The form of the threat
Businesses are assailed by countless cyber attacks every day. Most are low-level virus and malware attacks. 99% of organisations surveyed by Ponemon in 2016 had experienced malware in the preceding 12 months. External web-based attacks like these are relatively benign, costing organisations an average of $4,639.1
But more serious attacks are increasingly common. 51% of organisations surveyed in 2015 had experienced Direct Denial of Service (DDoS) attacks, which can be crippling – costing an average of $127,000. Even more alarming is that 35% had experienced a malicious insider attack, at an average cost of $145,000.
The emerging picture is of relentless minor attacks from outside, with infrequent, but startlingly probable major attacks; which are probably enabled by insider negligence, if not maliciousness. 62% of organisations had experienced phishing/social engineering attacks, exploiting employee weakness for an average cost of $86,000.
A separate survey by Spiceworks – on behalf of HP – broke down attacks experienced in 2014-2015 by 90 UK organisations.

How breaches occur
The headlines portray enterprising hackers besting sophisticated secure networks of governments and enterprises, but the reality is usually soberer.

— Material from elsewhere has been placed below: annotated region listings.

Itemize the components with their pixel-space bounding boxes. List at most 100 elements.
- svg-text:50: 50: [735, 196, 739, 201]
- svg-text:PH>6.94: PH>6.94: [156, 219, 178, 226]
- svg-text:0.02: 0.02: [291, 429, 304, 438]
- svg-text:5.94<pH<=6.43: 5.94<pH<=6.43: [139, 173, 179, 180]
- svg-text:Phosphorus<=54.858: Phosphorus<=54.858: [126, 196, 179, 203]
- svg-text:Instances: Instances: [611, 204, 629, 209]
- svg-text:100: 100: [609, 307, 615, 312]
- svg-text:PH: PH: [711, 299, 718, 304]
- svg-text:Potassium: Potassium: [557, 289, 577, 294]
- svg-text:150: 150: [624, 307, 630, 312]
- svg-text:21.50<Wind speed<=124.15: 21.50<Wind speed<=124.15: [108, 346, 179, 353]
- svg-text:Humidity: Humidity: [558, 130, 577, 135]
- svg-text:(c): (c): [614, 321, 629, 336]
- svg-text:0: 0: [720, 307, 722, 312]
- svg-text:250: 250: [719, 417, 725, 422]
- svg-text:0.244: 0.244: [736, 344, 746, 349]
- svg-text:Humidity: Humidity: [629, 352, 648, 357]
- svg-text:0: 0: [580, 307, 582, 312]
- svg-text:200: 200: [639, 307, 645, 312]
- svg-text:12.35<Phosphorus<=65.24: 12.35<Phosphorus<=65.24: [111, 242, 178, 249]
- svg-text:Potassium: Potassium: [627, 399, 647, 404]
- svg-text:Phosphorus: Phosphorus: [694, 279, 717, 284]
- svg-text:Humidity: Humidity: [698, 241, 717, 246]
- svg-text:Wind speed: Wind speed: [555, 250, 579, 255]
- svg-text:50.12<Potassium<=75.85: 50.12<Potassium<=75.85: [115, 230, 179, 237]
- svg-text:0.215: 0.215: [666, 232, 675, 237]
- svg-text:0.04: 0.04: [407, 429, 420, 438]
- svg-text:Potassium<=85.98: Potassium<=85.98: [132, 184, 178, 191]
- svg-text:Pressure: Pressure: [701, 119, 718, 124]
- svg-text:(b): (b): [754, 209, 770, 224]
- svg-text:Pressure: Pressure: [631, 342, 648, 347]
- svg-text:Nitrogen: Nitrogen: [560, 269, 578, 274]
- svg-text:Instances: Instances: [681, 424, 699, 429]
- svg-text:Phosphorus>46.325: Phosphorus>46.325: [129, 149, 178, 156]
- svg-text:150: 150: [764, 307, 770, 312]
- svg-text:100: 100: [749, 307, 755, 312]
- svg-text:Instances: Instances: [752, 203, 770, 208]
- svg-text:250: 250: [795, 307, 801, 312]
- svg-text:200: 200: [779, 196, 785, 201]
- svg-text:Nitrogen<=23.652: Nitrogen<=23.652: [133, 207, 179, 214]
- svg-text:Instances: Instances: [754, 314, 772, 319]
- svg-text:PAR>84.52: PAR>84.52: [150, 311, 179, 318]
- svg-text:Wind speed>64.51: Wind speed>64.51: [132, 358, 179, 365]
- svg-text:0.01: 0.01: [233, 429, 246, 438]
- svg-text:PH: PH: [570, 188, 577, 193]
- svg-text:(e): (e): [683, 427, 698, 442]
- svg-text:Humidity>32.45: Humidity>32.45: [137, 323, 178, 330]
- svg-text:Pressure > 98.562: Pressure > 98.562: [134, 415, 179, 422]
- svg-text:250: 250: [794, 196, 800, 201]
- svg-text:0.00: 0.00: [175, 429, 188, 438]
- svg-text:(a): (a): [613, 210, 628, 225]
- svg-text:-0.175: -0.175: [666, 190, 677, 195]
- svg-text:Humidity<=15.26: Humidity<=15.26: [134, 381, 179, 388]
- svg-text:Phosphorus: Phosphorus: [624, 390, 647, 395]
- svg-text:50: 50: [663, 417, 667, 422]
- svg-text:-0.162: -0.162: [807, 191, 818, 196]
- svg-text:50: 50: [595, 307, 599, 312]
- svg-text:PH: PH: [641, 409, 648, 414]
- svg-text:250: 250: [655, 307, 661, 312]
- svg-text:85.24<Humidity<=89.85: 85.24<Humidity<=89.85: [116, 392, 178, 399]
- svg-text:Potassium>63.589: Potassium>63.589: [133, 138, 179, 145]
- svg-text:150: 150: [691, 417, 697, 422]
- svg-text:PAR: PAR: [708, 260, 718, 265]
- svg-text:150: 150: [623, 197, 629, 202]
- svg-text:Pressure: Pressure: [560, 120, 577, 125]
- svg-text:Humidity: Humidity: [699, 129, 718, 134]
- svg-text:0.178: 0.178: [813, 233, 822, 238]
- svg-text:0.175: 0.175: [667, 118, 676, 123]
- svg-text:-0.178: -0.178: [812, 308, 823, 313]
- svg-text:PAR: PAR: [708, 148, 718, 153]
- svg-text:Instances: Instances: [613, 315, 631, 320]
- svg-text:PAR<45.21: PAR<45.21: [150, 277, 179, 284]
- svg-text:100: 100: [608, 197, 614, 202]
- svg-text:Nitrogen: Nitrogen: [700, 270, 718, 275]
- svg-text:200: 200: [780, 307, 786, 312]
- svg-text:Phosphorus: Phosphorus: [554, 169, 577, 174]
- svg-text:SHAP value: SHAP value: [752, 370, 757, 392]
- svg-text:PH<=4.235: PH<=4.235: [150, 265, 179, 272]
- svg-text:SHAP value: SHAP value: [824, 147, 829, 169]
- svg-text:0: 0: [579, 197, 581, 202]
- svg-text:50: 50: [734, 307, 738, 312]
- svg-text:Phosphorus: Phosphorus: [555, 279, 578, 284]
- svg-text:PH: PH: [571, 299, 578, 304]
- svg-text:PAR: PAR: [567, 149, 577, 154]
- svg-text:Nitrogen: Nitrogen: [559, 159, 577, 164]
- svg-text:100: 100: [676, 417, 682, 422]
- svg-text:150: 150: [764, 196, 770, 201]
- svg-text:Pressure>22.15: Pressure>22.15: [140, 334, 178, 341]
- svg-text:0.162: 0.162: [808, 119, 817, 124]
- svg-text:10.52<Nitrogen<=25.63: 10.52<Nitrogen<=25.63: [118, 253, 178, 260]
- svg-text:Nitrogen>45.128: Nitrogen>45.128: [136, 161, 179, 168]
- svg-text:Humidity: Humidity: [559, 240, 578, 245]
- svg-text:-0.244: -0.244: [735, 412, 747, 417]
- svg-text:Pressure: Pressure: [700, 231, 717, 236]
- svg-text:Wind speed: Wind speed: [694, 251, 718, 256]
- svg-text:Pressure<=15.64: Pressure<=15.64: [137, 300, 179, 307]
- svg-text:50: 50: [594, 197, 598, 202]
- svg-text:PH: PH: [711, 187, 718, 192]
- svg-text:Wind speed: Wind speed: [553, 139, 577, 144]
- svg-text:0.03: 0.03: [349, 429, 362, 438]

Viruses may take advantage of compromised networks, but malware usually requires some form of user error. Phishing/social engineering attacks depend on them. Large DDoS and information theft attacks are often the result of user negligence as well.
The by now infamous Dropbox hack was reputedly the result of a careless Dropbox employee who used the same password for internal systems as for his LinkedIn account. The alleged Russian hacking of the DNC was apparently thanks to John Podesta, a former adviser to Mrs Clinton, clicking a link in a phishing email mistakenly flagged as ‘legitimate’ by an aide.
Hackers don’t need active assistance to be successful. Just as dangerous is the ignorance of, or disregard for, security protocols. An increasing threat is employees bringing their own devices to work, using commercial cloud software, both of which introduce unsecured elements to an otherwise secure network; out of the control of enterprise IT, creating an unaccounted for vulnerability.
Most of the time, hackers needn’t employ sophisticated algorithms or cutting edge technology, they simply need one of us to be a little careless.

The firewall is broken
The cornerstone of cyber security has until recently been antivirus and firewall software. Prevent and protect. Creating a secure perimeter. In the current working environment, that’s simply not a credible strategy.
81% of Ponemon respondents say mobile devices on their network have been a target of malware. Other increases to security risks include employee use of commercial cloud applications – cited by 72% of respondents – BYOD (69%) and employees operating from home offices and offsite locations (62%).
Put simply; a firewall made sense when, as a network administrator, you could control which devices were connected. But in an era where employees are bringing their own devices to work – often multiple, often without the knowledge of IT – and increasing numbers of workers are connecting remotely, you simply can’t protect the perimeter. Each unvetted device is a vulnerable endpoint for hackers to exploit.